The Mobius will be legal the next time it hosts an event that draws more than 100 people, thanks to a conditional use permit that the Ashland Planning Commission approved on Tuesday night.

But owners of the live music venue on Fourth Street said after the meeting they would be back &

either for an appeal of the decision or a second C.U.P &

to get the right to serve alcohol as well.

"On one hand it's a victory," said Beryl Jacobson, one of the owners. "We've now achieved 40 percent of what we were going after."

In August, the Mobius was asked to appear before the commission after Ashland Fire and Rescue realized the club was routinely exceeding its capacity of 49 people. In looking into this issue, city planners also realized the Mobius didn't have the requisite number of parking spaces for a business in the Railroad District.

At the Mobius' third appearance before the commission on Tuesday night, the planners granted a variance for the parking issue and a conditional use permit to host up to 150 people for events. But between its second and third meeting, Mobius owners decided to ask for the right to serve alcohol as well.

"A lot of problems occur in our neighborhood because we can't serve beer and wine," Aaren Glover, the other co-owner of the Mobius, said after the meeting. People often drink in their cars, and then leave bottles on the street, because they can't buy a drink at the show, he said.

"We look forward to working with the city to further clarify this decision," he added.

After the meeting, Glover and Jacobson were unsure of whether their victory on the parking a capacity issues also meant they could serve alcohol as well.

Community Development Director David Stalheim said after the hearing the Mobius would need to apply for a second conditional use permit to serve alcohol.

Another change from the second to the third appearance, according to Glover and Jacobson, is city planners began helping it through the planning process, rather than putting up road blocks.

"Since the last public hearing the staff really turned around and has been really helpful," Glover said after the meeting.

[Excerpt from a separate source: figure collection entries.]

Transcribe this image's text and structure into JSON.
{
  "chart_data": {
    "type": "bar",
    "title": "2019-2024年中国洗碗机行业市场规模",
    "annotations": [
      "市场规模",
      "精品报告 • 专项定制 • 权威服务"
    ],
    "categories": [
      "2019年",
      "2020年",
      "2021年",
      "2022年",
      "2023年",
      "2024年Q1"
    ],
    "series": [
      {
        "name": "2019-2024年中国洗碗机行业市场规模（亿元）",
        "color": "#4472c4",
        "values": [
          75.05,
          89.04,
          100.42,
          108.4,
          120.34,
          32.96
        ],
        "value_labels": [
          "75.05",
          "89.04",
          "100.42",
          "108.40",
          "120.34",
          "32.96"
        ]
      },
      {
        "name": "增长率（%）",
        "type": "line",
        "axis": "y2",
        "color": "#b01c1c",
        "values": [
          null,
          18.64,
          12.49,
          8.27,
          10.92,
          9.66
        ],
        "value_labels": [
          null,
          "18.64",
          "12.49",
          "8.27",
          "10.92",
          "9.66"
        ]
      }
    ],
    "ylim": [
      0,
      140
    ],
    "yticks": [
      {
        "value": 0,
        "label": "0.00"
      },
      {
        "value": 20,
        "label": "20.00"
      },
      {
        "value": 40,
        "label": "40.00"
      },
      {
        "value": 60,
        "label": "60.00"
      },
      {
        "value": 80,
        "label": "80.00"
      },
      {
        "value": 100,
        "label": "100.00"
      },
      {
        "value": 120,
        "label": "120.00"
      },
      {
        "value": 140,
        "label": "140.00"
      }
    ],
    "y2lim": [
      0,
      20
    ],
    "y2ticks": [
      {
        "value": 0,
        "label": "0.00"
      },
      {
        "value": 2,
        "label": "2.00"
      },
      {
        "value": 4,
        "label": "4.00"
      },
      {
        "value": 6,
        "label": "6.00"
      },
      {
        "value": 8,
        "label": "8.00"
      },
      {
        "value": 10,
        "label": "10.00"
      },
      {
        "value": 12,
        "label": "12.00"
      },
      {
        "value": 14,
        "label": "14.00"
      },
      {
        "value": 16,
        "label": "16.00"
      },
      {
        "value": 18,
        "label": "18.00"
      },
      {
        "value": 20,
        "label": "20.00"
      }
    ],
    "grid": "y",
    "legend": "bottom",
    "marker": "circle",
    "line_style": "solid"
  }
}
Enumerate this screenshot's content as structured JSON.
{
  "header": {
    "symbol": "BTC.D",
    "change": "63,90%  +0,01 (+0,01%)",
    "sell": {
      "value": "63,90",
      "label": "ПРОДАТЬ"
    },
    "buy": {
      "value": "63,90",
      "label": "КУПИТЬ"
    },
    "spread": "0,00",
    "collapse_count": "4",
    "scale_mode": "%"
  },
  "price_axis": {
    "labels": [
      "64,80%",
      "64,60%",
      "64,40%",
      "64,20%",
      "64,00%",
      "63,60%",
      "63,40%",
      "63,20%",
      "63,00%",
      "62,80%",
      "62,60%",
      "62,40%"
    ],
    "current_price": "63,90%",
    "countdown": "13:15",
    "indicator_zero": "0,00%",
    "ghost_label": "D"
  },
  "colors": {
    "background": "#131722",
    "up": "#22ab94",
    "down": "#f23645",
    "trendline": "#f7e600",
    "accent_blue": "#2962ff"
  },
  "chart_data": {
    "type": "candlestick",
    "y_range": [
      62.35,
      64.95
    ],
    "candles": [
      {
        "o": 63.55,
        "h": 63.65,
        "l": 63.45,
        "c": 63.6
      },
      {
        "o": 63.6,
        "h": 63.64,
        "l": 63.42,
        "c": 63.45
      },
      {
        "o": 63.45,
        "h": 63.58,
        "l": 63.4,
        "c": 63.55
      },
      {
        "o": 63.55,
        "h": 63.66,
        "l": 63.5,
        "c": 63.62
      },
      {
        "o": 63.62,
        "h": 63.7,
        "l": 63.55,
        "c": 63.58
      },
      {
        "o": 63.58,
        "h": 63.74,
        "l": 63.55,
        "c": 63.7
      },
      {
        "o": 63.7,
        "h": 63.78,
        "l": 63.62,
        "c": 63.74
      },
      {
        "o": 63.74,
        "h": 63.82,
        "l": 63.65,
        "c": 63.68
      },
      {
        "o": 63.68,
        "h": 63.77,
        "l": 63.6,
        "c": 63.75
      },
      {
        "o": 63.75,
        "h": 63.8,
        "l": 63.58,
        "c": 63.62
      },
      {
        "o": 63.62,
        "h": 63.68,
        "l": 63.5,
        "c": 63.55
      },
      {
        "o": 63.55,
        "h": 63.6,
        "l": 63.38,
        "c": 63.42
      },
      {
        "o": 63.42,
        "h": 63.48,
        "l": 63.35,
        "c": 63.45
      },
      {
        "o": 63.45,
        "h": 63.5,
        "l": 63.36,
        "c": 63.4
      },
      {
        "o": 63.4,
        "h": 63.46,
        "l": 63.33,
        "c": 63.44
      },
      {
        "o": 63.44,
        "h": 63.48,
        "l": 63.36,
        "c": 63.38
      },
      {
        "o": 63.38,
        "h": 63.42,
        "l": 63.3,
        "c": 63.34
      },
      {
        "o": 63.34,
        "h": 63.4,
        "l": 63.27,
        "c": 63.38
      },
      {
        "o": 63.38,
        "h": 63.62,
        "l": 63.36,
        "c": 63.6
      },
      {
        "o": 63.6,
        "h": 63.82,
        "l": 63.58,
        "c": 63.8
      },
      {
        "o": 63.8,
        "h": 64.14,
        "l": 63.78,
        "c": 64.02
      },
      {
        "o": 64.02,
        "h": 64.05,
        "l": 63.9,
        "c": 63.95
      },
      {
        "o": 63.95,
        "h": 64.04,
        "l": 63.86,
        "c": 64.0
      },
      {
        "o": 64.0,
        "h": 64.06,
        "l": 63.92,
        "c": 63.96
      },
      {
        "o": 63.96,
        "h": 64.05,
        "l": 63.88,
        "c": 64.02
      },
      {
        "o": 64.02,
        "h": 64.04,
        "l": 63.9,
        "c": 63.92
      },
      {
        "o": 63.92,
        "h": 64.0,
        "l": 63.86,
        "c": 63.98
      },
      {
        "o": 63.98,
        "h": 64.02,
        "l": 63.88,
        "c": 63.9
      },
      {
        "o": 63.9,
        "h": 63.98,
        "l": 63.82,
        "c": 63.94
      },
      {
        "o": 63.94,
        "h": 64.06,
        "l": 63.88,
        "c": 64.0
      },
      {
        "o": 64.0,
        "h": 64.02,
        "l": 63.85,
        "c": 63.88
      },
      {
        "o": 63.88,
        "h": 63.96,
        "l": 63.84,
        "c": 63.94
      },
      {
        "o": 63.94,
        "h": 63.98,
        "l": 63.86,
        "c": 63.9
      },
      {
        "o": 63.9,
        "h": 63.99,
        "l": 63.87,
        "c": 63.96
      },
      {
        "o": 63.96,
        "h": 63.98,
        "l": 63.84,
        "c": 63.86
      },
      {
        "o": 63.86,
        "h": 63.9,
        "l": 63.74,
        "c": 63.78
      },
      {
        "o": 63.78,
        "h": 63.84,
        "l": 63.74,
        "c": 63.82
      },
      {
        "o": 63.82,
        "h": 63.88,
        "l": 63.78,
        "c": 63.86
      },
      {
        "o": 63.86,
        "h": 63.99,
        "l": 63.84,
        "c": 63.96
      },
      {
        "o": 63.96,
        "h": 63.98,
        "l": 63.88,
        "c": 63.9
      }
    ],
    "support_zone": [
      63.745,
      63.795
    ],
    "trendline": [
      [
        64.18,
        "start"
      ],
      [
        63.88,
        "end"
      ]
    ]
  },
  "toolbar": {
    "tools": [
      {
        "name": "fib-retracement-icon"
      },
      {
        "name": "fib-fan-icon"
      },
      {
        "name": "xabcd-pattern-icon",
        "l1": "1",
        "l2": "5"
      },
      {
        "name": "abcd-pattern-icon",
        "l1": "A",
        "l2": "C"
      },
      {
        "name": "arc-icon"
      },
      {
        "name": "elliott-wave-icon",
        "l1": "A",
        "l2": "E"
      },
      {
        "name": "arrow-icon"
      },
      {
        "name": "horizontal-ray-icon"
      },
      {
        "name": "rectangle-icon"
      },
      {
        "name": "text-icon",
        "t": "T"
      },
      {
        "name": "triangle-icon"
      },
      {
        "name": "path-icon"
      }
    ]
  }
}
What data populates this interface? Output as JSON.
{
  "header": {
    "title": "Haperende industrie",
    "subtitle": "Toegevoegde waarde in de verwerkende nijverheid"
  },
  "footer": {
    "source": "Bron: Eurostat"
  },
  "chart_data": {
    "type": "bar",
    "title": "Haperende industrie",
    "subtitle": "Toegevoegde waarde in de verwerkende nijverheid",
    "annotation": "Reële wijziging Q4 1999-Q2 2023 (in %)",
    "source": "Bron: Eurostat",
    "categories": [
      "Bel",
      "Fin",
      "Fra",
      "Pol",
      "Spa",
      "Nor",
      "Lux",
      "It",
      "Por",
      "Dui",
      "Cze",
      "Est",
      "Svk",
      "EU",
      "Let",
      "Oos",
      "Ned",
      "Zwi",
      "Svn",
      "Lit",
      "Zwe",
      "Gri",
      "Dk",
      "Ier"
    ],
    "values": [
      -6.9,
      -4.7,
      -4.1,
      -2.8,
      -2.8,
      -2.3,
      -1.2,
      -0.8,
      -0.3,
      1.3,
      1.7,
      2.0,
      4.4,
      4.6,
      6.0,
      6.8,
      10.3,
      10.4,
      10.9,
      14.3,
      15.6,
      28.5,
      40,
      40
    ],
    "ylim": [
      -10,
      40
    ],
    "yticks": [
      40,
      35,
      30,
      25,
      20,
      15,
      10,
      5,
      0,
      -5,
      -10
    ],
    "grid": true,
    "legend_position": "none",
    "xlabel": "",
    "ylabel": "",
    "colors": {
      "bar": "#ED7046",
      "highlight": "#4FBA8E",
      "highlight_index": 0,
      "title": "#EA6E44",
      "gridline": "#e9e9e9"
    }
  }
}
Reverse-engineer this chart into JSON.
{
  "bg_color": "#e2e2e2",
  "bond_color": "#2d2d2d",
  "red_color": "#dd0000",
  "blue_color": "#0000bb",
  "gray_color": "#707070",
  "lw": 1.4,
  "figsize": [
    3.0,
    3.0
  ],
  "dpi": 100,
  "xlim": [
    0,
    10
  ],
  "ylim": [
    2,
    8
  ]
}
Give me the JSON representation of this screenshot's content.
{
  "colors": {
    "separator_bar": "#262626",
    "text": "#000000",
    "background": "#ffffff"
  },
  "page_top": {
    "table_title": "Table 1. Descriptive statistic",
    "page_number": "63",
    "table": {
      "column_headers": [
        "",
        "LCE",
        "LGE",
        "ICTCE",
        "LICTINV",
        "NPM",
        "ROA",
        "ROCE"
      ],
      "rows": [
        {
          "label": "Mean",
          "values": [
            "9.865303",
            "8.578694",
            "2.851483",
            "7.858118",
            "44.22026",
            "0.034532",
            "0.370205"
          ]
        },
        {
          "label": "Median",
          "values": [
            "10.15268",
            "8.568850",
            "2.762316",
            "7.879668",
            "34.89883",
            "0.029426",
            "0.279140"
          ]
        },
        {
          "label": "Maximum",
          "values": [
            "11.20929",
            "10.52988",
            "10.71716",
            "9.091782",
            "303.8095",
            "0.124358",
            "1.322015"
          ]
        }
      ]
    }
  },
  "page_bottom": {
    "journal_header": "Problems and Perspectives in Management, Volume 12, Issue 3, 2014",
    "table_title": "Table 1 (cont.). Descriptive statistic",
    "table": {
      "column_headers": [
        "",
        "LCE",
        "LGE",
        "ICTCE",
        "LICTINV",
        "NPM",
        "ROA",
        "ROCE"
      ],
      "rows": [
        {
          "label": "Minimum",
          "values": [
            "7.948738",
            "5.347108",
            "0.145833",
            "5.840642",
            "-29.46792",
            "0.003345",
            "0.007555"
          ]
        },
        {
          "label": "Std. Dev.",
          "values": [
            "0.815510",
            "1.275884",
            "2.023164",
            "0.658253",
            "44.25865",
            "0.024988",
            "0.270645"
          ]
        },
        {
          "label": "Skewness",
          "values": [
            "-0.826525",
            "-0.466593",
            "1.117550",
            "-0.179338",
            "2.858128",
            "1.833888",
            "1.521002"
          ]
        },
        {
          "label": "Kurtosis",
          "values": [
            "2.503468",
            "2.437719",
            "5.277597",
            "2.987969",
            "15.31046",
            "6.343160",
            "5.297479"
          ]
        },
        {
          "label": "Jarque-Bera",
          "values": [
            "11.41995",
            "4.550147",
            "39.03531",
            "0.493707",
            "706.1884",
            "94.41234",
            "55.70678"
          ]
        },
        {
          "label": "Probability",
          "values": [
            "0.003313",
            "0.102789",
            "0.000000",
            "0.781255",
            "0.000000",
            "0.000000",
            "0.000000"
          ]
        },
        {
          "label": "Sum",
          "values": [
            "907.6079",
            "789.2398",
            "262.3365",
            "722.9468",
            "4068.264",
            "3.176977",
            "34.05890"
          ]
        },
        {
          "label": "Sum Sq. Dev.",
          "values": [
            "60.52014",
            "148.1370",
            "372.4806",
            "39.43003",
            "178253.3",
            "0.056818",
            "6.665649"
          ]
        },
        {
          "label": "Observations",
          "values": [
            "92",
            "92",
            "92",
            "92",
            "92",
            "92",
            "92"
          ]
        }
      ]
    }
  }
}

Commission Chairman John Stromberg complimented both the Mobius and city staff on their ability to work together.

"Considering where you were at the start," he said. "You and the applicants have come a long way to allowing something good to happen."

All but one planning commissioner voted to approve the parking variance and capacity permit.

"I think it's a good project and I want to see it go through," said Commissioner Tom Dimitre, before voting against the application. "But I'm having a hard time with the variance criteria."

Commissioner Michael Dawkins said other projects in the same neighborhood have received similar variances when they came through the planning process, such as the Unitarian Church.

"We're being overly restrictive on something that is not an issue," he said. "There is reality and then there are the rules."